Is the com.datatorrent.common.partitioner.StatelessPartitioner:2 overriding
the behavior of TupleStreamCodec ?
But if i remove that how would i specify how many partitions i need ?
I did take look at FraudDetectionDemo and YahooFinance demo . I noticed
that StreamCodec is being used by some operators the same way i am using,
but no where i could see number of partitions being defined for them ( in
application.java or properties.xml )
Could you guide me more on this.
Thanks,
Shubham
On Mon, Feb 8, 2016 at 4:36 PM, Tushar Gosavi <[email protected]>
wrote:
> Hi Shubham,
>
> You can implement a custom stream codec to define your own hashCode logic,
> A simple StateFulStreamCodec
> is as below. You specify indexes on which you want to compute the hashCode
> in constructor of the stream codec,
> and while computing hashCode you only use elements at those indexes.
>
>
> public static class TupleStreamCodec extends
> DefaultStatefulStreamCodec<Tuple>
> {
> private int[] indexes;
>
> public TupleStreamCodec(int[] indexes) {
> this.indexes = indexes;
> }
>
> @Override
> public int getPartition(Tuple tuple)
> {
> int hashCode = 1;
> for (int idx : indexes) {
> hashCode = 31 * hashCode + tuple.get(i).hashCode();
> }
> return hashCode;
> }
>
> }
>
> and you can set this stream codec at input port of the Counter operator.

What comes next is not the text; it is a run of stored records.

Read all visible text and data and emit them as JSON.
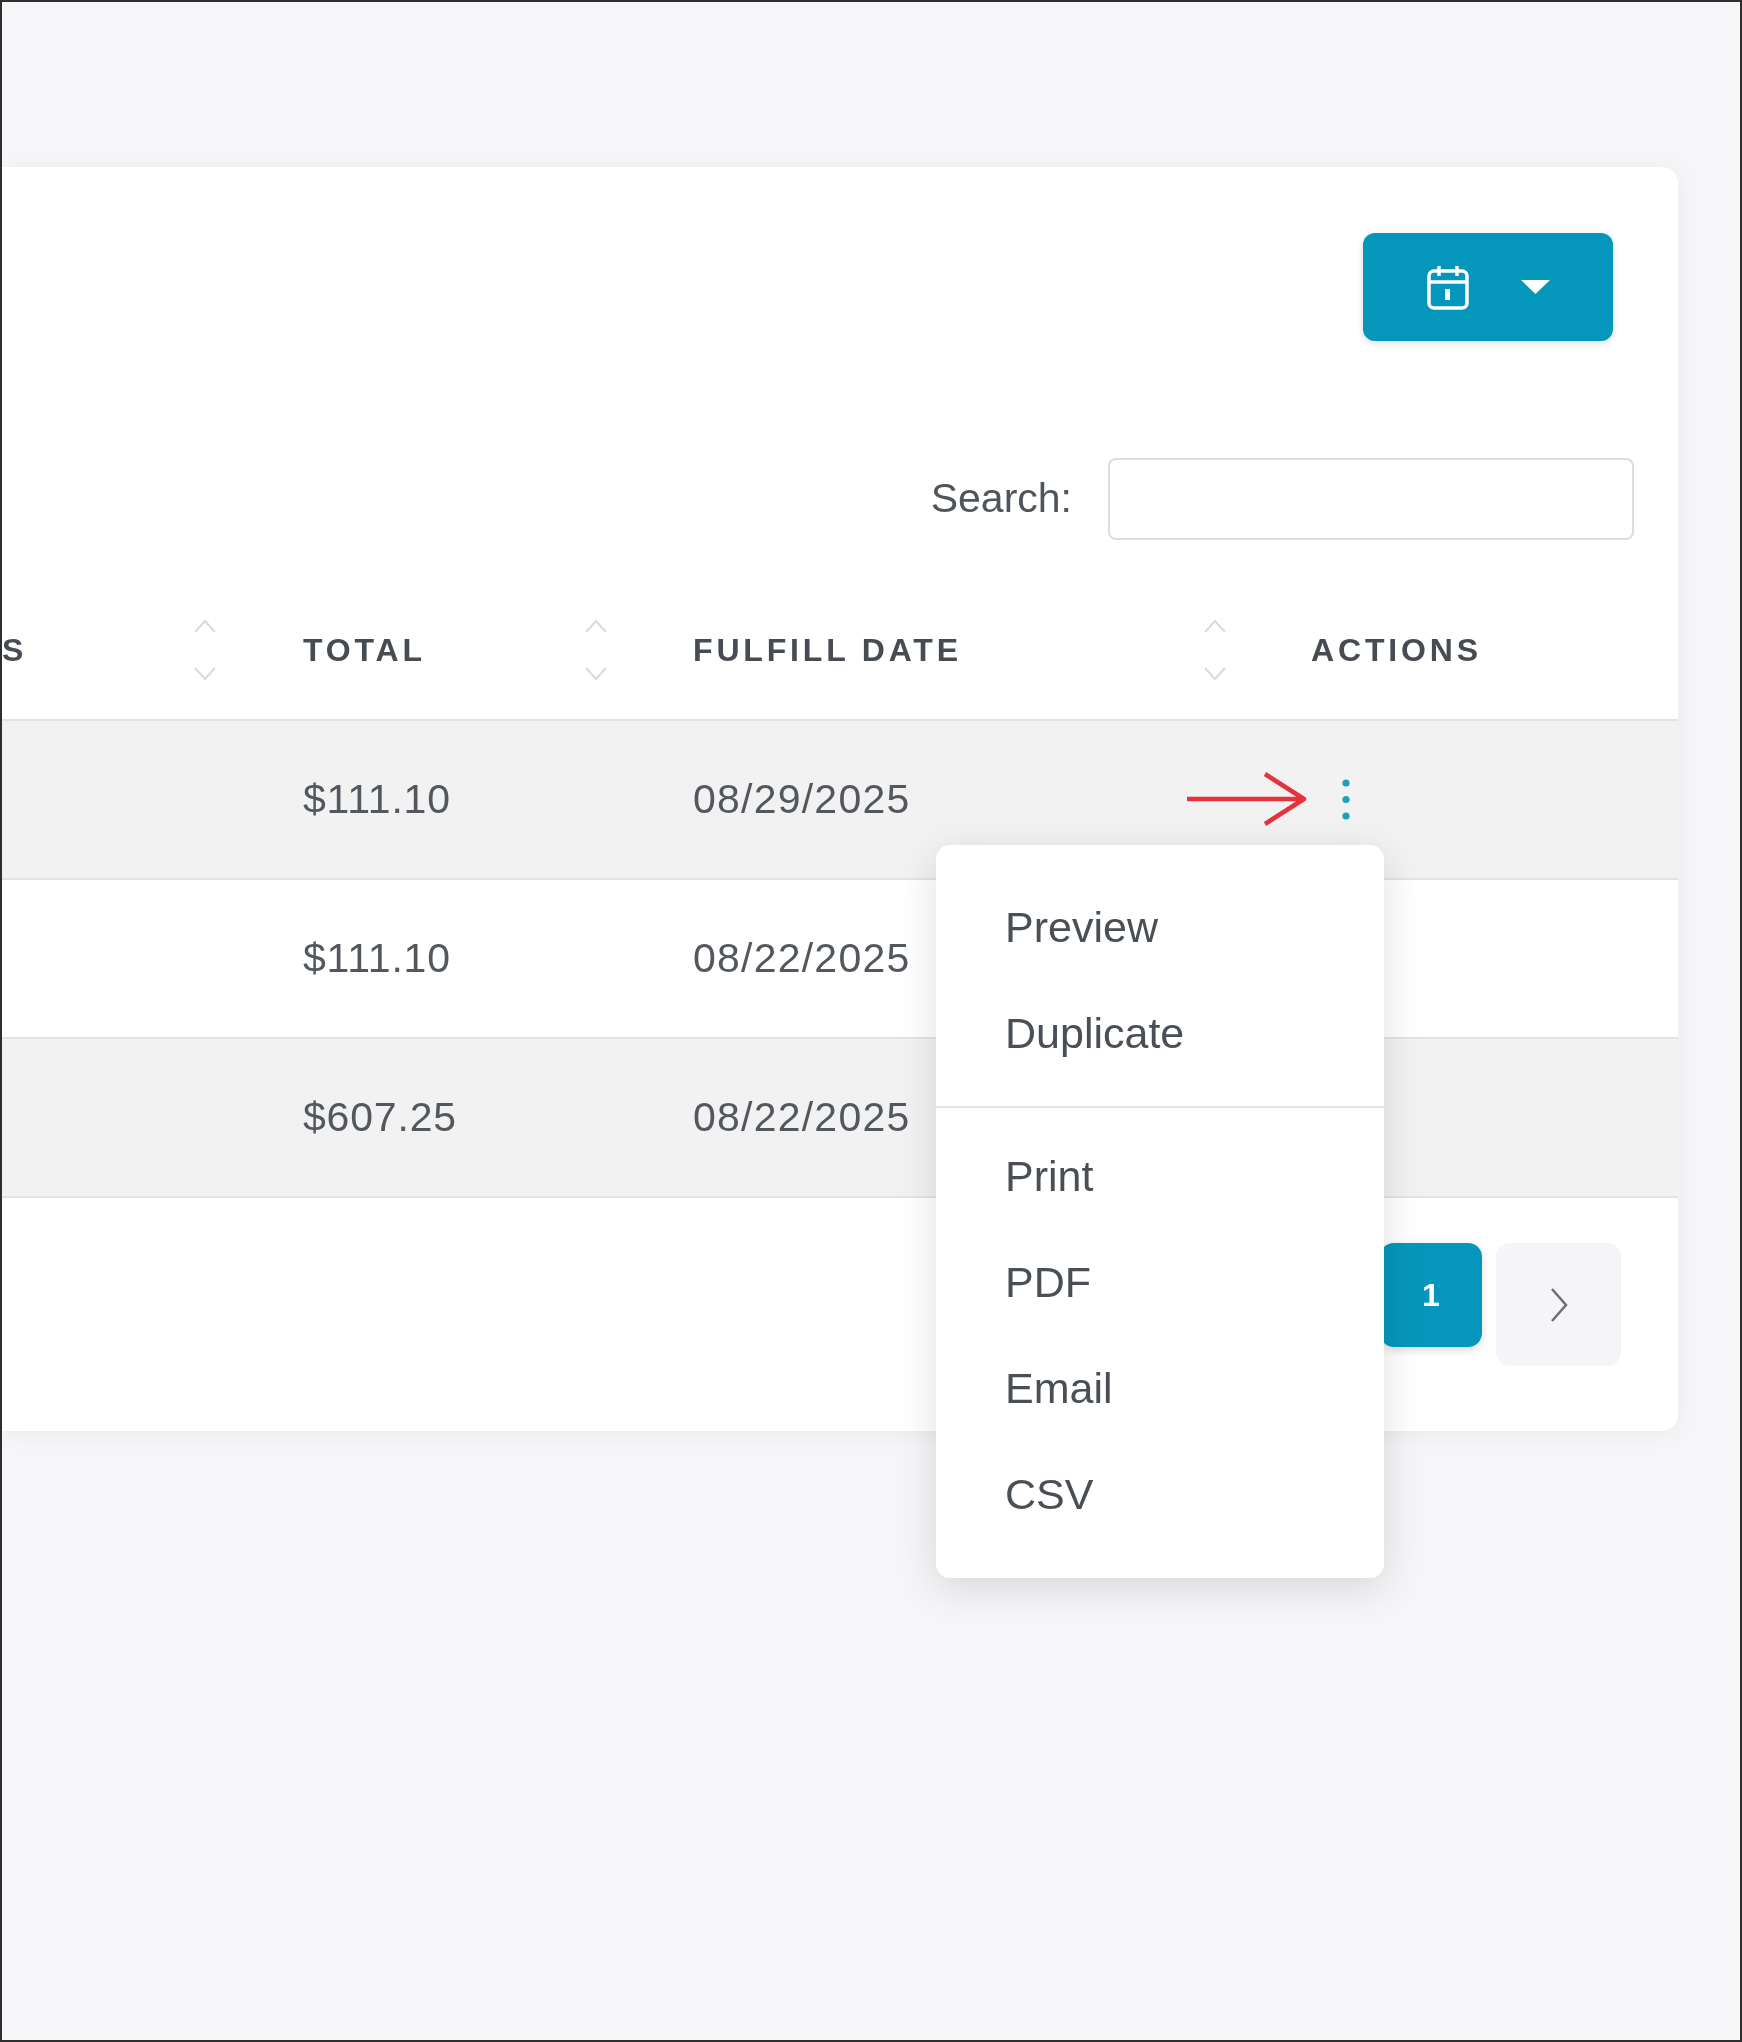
{
  "search": {
    "label": "Search:"
  },
  "table": {
    "columns": [
      {
        "label": "S",
        "sortable": true
      },
      {
        "label": "TOTAL",
        "sortable": true
      },
      {
        "label": "FULFILL DATE",
        "sortable": true
      },
      {
        "label": "ACTIONS",
        "sortable": false
      }
    ],
    "rows": [
      {
        "total": "$111.10",
        "fulfill_date": "08/29/2025",
        "menu_open": true
      },
      {
        "total": "$111.10",
        "fulfill_date": "08/22/2025",
        "menu_open": false
      },
      {
        "total": "$607.25",
        "fulfill_date": "08/22/2025",
        "menu_open": false
      }
    ]
  },
  "action_menu": {
    "sections": [
      [
        "Preview",
        "Duplicate"
      ],
      [
        "Print",
        "PDF",
        "Email",
        "CSV"
      ]
    ]
  },
  "pagination": {
    "pages": [
      {
        "label": "1",
        "selected": true
      }
    ]
  }
}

> dag.setInputPortAttribute(counter.inport,
> Context.PortContext.STREAM_CODEC, new TupleStreamCodec(new int[] {0} ));
> // partition based on first element
>
> Note : This is sample implementation, does not handle out of index and
> other errors :)
>
> - Tushar.
>
>
> On Mon, Feb 8, 2016 at 3:42 PM, Shubham Pathak <[email protected]>
> wrote:
>
> > Hi,
> >
> > I need some suggestions / pointers related to defining a custom
> > partitioner.
> >
> > The operators in my application process a custom tuple class ( lets call
> it
> > TUPLE) . This data type has a single field ArrayList.. So each tuple
> > represents a list of values.
> >
> > For a typical word count problem, my dag would be
> >
> > WordGenerator -> <STRING> -> Tokenizer -> <TUPLE> -> Counter -> <TUPLE>
> ->
> > Console
> >
> > and if i were to use TUPLE, tokenizer will emit TUPLE that contains
> array
> > list with contents <word,count>
> >
> > Now i wish to partition Counter and each instance should receive all
> tuples
> > containing same word.
> >
> > I know that by default , hashCode() method of custom tuple class would
> be
> > used , but in my case custom tuple class is an arrayList and i wish to
> > specify that hashCode must be done on just the first field in ArrayList.
> In
> > a generic case it could also be on multiple fields in array list.
> >
> > Do we have any examples that i could refer to ?
> >
> > Also can this be done at application level by setting an attribute ?
> >
> > Thanks,
> > Shubham
> >
>